Last year Digia acquired the Qt commercial licensing and support business from Nokia, so it is not a surprise to see it picking up the platform development and research and development side of Qt as well. Digia says the acquisition will have a positive impact on 2012 revenue, and they expect, in the following years, for the Qt business to grow.
Given Digia's existing deep involvement with the Qt community, the acquisition is likely to warmly welcomed by the rest of the Qt ecosystem and, for many, it will be considerable relief that the core of Qt development is now in the hands of a relatively neutral third party, who not only understand the importance of the community elements, but whose overriding goal will be to grow the ecosystem as much as possible, rather than an entity primarily interested in a particular area (e.g. a manufacturer).
A key test for Digia will be a smooth transition in ownership. While Nokia, in recent years, has done the lion's share of the work on Qt development, many other companies and individuals have also contributed. The setting up of open governance via the Qt Project should help and Digia says it "encourages all current ecosystem members to continue working on improving Qt with full confidence in Digia’s continued investment to make Qt the leading cross-platform development framework" and "is committed to continuing the Qt Project in order to maintain Qt’s availability under both open source and commercial licenses".

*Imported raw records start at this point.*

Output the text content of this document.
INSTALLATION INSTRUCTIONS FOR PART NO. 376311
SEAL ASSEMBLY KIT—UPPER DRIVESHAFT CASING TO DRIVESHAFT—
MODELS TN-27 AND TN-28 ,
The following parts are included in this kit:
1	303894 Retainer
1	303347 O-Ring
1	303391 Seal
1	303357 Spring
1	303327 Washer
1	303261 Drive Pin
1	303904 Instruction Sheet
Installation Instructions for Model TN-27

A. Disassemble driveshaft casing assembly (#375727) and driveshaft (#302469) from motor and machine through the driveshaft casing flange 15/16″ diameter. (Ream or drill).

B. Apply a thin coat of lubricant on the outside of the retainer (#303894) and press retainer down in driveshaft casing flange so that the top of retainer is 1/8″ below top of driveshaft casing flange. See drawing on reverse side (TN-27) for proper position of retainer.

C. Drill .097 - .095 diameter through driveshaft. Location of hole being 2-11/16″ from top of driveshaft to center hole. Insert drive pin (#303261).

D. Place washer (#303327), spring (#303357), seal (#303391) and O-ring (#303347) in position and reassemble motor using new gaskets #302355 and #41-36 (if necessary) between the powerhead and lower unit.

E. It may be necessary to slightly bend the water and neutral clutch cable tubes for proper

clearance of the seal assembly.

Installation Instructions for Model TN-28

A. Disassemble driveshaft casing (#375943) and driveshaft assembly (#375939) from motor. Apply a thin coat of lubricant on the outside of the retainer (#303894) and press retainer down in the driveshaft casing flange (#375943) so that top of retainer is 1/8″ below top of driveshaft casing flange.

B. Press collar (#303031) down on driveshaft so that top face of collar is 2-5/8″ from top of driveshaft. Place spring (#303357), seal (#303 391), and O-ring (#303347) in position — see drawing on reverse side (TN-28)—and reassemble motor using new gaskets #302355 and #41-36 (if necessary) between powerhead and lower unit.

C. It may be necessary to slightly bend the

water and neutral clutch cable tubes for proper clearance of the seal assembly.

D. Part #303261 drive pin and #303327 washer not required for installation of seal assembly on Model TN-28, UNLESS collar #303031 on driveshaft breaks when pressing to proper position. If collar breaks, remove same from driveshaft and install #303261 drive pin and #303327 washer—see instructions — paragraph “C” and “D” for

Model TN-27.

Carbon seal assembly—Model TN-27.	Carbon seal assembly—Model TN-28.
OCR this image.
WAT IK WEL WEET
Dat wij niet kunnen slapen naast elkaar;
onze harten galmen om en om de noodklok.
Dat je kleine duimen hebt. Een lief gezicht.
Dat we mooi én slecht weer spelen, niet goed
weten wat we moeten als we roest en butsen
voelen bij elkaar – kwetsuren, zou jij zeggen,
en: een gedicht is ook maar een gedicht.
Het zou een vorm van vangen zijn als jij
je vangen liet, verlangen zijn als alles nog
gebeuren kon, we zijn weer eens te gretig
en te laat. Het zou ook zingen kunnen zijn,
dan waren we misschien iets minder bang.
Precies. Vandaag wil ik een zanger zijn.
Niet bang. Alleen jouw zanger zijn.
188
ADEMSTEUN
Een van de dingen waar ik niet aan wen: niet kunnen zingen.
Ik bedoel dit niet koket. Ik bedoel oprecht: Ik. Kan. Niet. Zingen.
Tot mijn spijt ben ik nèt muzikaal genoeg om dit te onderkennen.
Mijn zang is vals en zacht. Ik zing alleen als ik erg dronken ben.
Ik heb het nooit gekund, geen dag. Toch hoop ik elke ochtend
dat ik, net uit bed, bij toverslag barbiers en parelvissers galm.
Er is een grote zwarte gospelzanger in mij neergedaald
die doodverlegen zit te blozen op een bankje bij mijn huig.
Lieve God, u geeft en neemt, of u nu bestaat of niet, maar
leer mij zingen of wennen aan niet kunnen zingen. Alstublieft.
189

The initial goal for Digia will be to complete the release of Qt 5 as quickly as possible. Digia's future plans include enabling Qt on iOS, Android and Windows 8 platforms. Those plans could theoretically include a port of Qt to Windows Phone 8, but there would a number of technical and security barriers to overcome. Due to the way Qt is integrated into a "host" platform, a port to Windows Phone 8 would likely require support from Microsoft to be practical in commercial terms. The ports for iOS, Android and Windows 8 (desktop) are already well under way.
The acquisition will not have a significant effect on the Symbian world, which is likely to remain on the current Qt/QML versions, though it's certainly interesting news and is encouraging for those with Qt training and skills.
Nokia's willingness to give up Qt can be seen as confirmation, as we reported earlier in the summer, that Nokia is no longer planning to develop a Linux/Qt based platform for feature phones. Nonetheless, Nokia has made a very significant contribution to Qt in the last few years, the effects of which should be felt for many years to come.
Sebastian Nyström, head of Nokia Strategy, said:
"Nokia is proud of the contributions we've made to Qt over the past four years. We are pleased that we've been able to work with Digia to secure continued development of Qt by the current core team. Digia's plans to acquire Qt mean that it can continue as a successful open source project and also offer continuing employment for many people in the community."